È interessante notare che la nostra prima idea, di risolvere separatamente la comprensione del linguaggio e la conoscenza del mondo, per consentire alla macchina di conversare su qualunque argomento, non si è realizzata: gli algoritmi alla base di GPT rappresentano nozioni linguistiche e fatti del mondo senza distinzione al loro interno, e non hanno bisogno di conoscerne la differenza. Una frase incorretta grammaticalmente o semanticamente è trattata allo stesso modo dal sistema. Forse queste macchine ci insegneranno un giorno dei modi nuovi di pensare anche all’intelligenza umana?

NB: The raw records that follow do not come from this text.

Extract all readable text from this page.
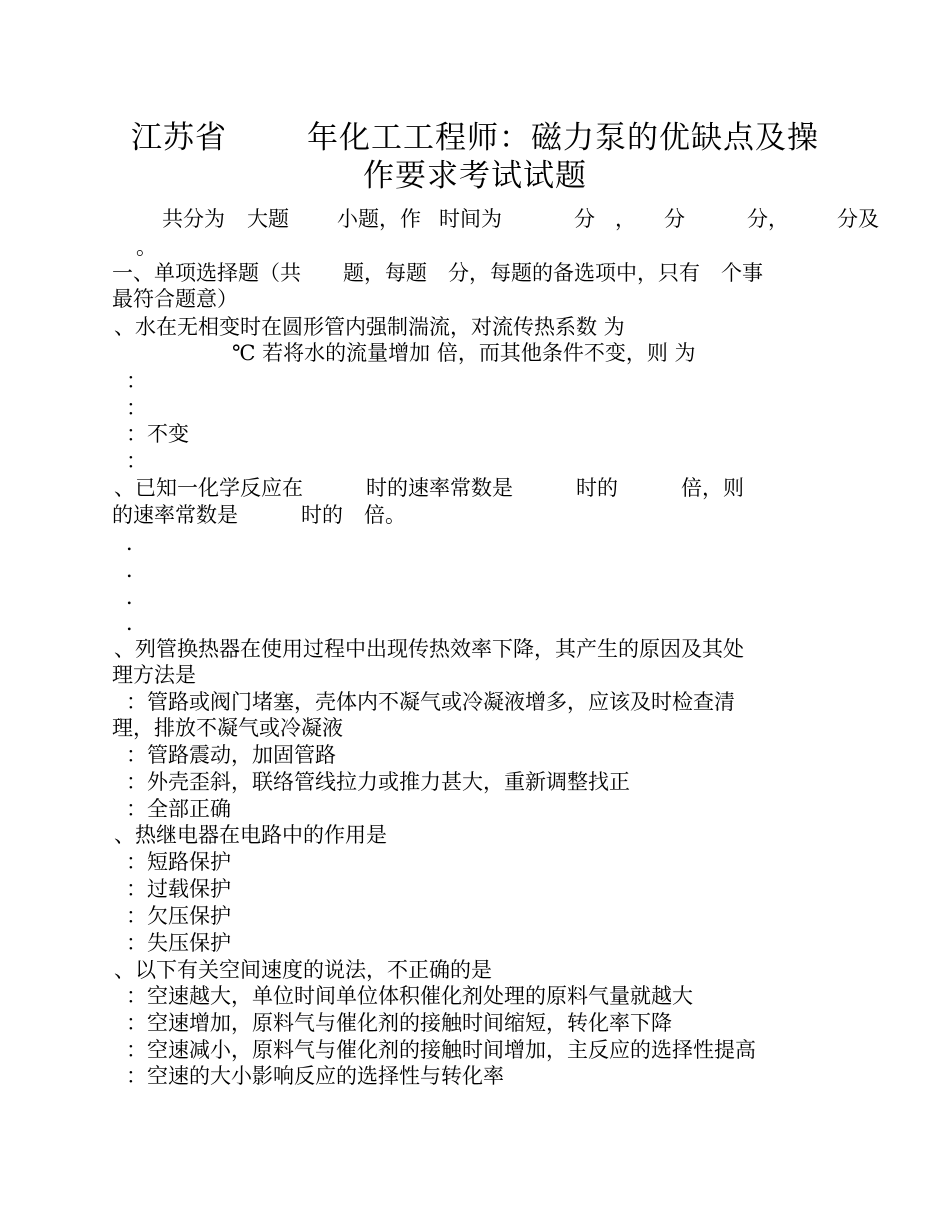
江苏省	年化工工程师：磁力泵的优缺点及操
作要求考试试题
共分为 大题 小题，作 时间为	分 ， 分	分， 分及
。
一、单项选择题（共　　题，每题　分，每题的备选项中，只有　个事
最符合题意）
、水在无相变时在圆形管内强制湍流，对流传热系数 为
℃ 若将水的流量增加 倍，而其他条件不变，则 为
：
：
：不变
：
、已知一化学反应在　　　时的速率常数是　　　时的　　　倍，则
的速率常数是　　　时的　倍。
．
．
．
．
、列管换热器在使用过程中出现传热效率下降，其产生的原因及其处
理方法是
：管路或阀门堵塞，壳体内不凝气或冷凝液增多，应该及时检查清
理，排放不凝气或冷凝液
：管路震动，加固管路
：外壳歪斜，联络管线拉力或推力甚大，重新调整找正
：全部正确
、热继电器在电路中的作用是
：短路保护
：过载保护
：欠压保护
：失压保护
、以下有关空间速度的说法，不正确的是
：空速越大，单位时间单位体积催化剂处理的原料气量就越大
：空速增加，原料气与催化剂的接触时间缩短，转化率下降
：空速减小，原料气与催化剂的接触时间增加，主反应的选择性提高
：空速的大小影响反应的选择性与转化率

Che cosa ci resterà da fare, come comunità di ricerca, dopo avere «superato il test di Turing»? Una cosa importante è assicurarsi che le leggi come quella menzionata sopra siano approvate, senza essere diluite. Al momento ChatGPT è espressamente addestrato per non ingannare o confondere l’utente, o impersonare un essere umano, e già così molte persone hanno la sensazione di parlare con qualcuno. Se fosse espressamente addestrato per l’obiettivo opposto, ovvero per creare l’impressione di avere una coscienza, dei sentimenti, delle ambizioni, l’illusione sarebbe probabilmente molto potente, e così anche la possibilità di manipolazione ed effetti indesiderati.